Step 1. Calculate the theoretical yield.
Step 2. Calculate percent yield.
One reason you may be having trouble is that the equation you have is not balanced.
You need a little work on the equation.
4FeS + 7O2 --> 2Fe2O3 + 4SO2
I will estimate the molar masses; you should do it more exacting than I but this will show you the procedure.
Convert 23.4 g FeS to moles. moles = grams/molar mass
23.4/88 = 0.266
Using the coefficients in the balanced equation, convert moles FeS to moles Fe2O3.
0.266 moles FeS x (2 moles Fe2O3/4 moles FeS) = 0.266 x (2/4) = 0.266 x (1/2) = 0.133 moles Fe2O3.

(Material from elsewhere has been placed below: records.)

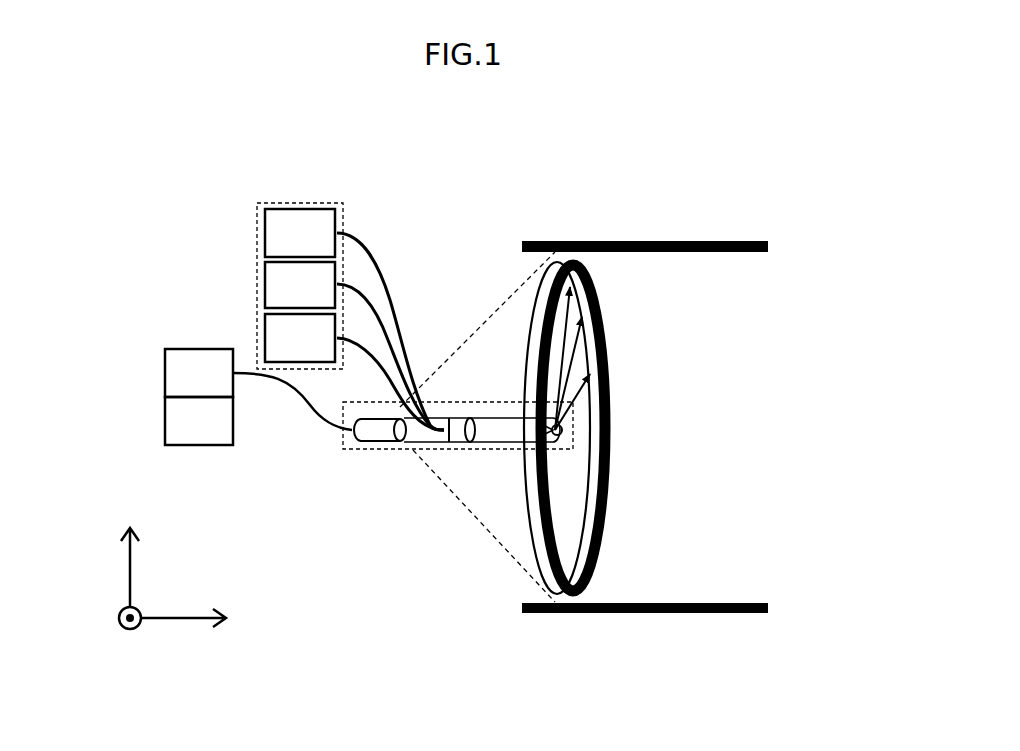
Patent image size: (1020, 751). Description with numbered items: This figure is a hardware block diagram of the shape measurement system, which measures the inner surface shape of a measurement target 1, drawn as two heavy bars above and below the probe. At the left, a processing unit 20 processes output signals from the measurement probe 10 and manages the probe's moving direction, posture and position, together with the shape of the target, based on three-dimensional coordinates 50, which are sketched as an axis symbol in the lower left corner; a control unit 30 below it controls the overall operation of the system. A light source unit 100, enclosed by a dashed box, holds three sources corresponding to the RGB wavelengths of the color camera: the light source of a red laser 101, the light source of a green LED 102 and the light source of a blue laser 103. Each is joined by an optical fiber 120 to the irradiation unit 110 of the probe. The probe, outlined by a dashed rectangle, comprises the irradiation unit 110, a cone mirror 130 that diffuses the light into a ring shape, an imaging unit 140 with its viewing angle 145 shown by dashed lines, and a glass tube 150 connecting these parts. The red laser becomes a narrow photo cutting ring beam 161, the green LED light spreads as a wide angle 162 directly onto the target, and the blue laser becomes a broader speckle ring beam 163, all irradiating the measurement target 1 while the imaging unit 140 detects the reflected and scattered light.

The measurement target 1 is at (750, 252).
The measurement probe 10 is at (337, 423).
The processing unit 20 is at (165, 372).
The control unit 30 is at (165, 418).
The three-dimensional coordinates 50 is at (170, 650).
The light source unit 100 is at (297, 203).
The light source of a red laser 101 is at (265, 238).
The light source of a green LED 102 is at (265, 285).
The light source of a blue laser 103 is at (265, 330).
The irradiation unit 110 is at (455, 445).
The optical fiber 120 is at (365, 250).
The cone mirror 130 is at (566, 448).
The imaging unit 140 is at (347, 452).
The viewing angle 145 is at (510, 560).
The glass tube 150 is at (407, 445).
The photo cutting ring beam 161 is at (614, 472).
The wide angle 162 is at (500, 485).
The speckle ring beam 163 is at (603, 540).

Now convert moles Fe2O3 to grams. g = moles x molar mass
0.133 x 160 = 21.3 g Fe2O3. This is the theoretical yield
%yield = (actual/theoretical)*100 =
(16.5/21.3)*100 = ??%
Check my work.
To calculate the percent yield of iron oxide in the experiment, we need to compare the actual yield of Fe2O3 (iron oxide) with the theoretical yield. The percent yield formula is given by:
Percent Yield = (Actual Yield / Theoretical Yield) × 100
1. First, we need to find the theoretical yield of Fe2O3. We can determine this by stoichiometry, using the balanced equation provided:
FeS + 7/2 O2 -> Fe2O3 + SO2
From the equation, we see that 4 moles of FeS produce 2 moles of Fe2O3. Therefore, we can set up a ratio using the molar masses:
(4 moles FeS / 87.91 g) = (2 moles Fe2O3 / X g)
Solving for X, we find that the molar mass of Fe2O3 is 159.7 g/mol.
2. Now we can calculate the theoretical yield of Fe2O3. Given the mass of FeS (23.4 g), we can use stoichiometry and molar masses to find the corresponding mass of Fe2O3:
(23.4 g FeS) x (159.7 g Fe2O3 / 87.91 g FeS) = 42.5 g Fe2O3 (rounded to one decimal place)
Therefore, the theoretical yield of Fe2O3 is 42.5 g.
3. Next, we need to determine the actual yield of Fe2O3, which is given as 16.5 g.
4. Finally, we can calculate the percent yield using the formula:
Percent Yield = (Actual Yield / Theoretical Yield) × 100 = (16.5 g / 42.5 g) × 100 = 38.82% (rounded to two decimal places)
Therefore, the percent yield of iron oxide in the experiment is approximately 38.82%.